Unincorporated community in California, United States

Summit is a small unincorporated community more frequently referred to by locals as the Loma Prieta Community, located partially in Santa Clara County, but predominantly in Santa Cruz County, California, United States, in the ranges of the Santa Cruz Mountains. It lies at the summit along Highway 17 from which it derives its name. Home to a series of abandoned railroad towns and tunnels from the South Pacific Coast Railroad which operated until the 1940s, public transportation by bus is also no longer available from the Summit Road area. VTA bus route 76 has been cancelled since June 2010, and the Highway 17 Express only stops in Scotts Valley. It is one of the few places in the San Francisco Bay Area to receive snowfall and the mountain pass which links the Silicon Valley and Monterey Bay is closed at this spot when snowfall is too heavy. The next town to the south is Scotts Valley and to the north Redwood Estates. The area serves as a rest stop with food for people traveling across the mountains.
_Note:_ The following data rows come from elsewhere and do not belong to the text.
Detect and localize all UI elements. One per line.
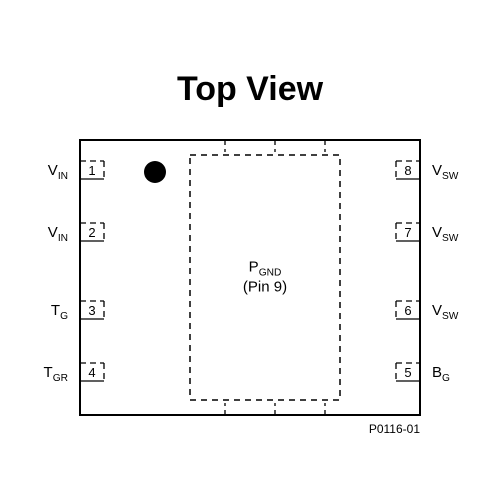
- pin-label-left: VIN: [48, 224, 68, 244]
- pin-number: 3: [88, 303, 95, 318]
- pin-number: 7: [404, 225, 411, 240]
- pin-label-left: TGR: [44, 364, 68, 384]
- diagram-title: Top View: [177, 70, 324, 108]
- package-outline: [80, 140, 420, 415]
- pin-label-right: VSW: [432, 224, 459, 244]
- pin-label-right: VSW: [432, 302, 459, 322]
- pin-number: 1: [88, 163, 95, 178]
- pinout-diagram: Top View PGND(Pin 9) 1 VIN 2 VIN 3 TG 4 TGR 8 VSW 7 V…: [0, 0, 500, 500]
- pin-number: 5: [404, 365, 411, 380]
- pin-number: 8: [404, 163, 411, 178]
- pin-number: 4: [88, 365, 95, 380]
- diagram-svg: Top View PGND(Pin 9) 1 VIN 2 VIN 3 TG 4 TGR 8 VSW 7 V…: [0, 0, 500, 500]
- pin-label-left: TG: [51, 302, 68, 322]
- thermal-pad-pin9: (Pin 9): [243, 279, 287, 296]
- thermal-pad-label: PGND: [249, 259, 282, 279]
- footer-code: P0116-01: [369, 422, 420, 436]
- pin1-marker-icon: [144, 161, 166, 183]
- pin-number: 6: [404, 303, 411, 318]
- pin-label-right: VSW: [432, 162, 459, 182]
- pin-number: 2: [88, 225, 95, 240]
- pin-label-left: VIN: [48, 162, 68, 182]
- pin-label-right: BG: [432, 364, 450, 384]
Before 1906, there were lakes in the area around Summit that locals used for recreation and fishing, but these lakes dried up after the 1906 San Francisco Earthquake diverted their sources. The original road between Santa Cruz and Santa Clara counties passed somewhat east of the current site of Summit, which came into being when California State Route 17 was constructed in the 1930s. Several businesses can be found in Summit today, most of them dating from the 1950s.

Summit straddles the county line with Santa Clara County and is south of the unincorporated area of Lexington Hills with which it shares a zip code. The ZIP Code is 95033 and the community is served by area code 408.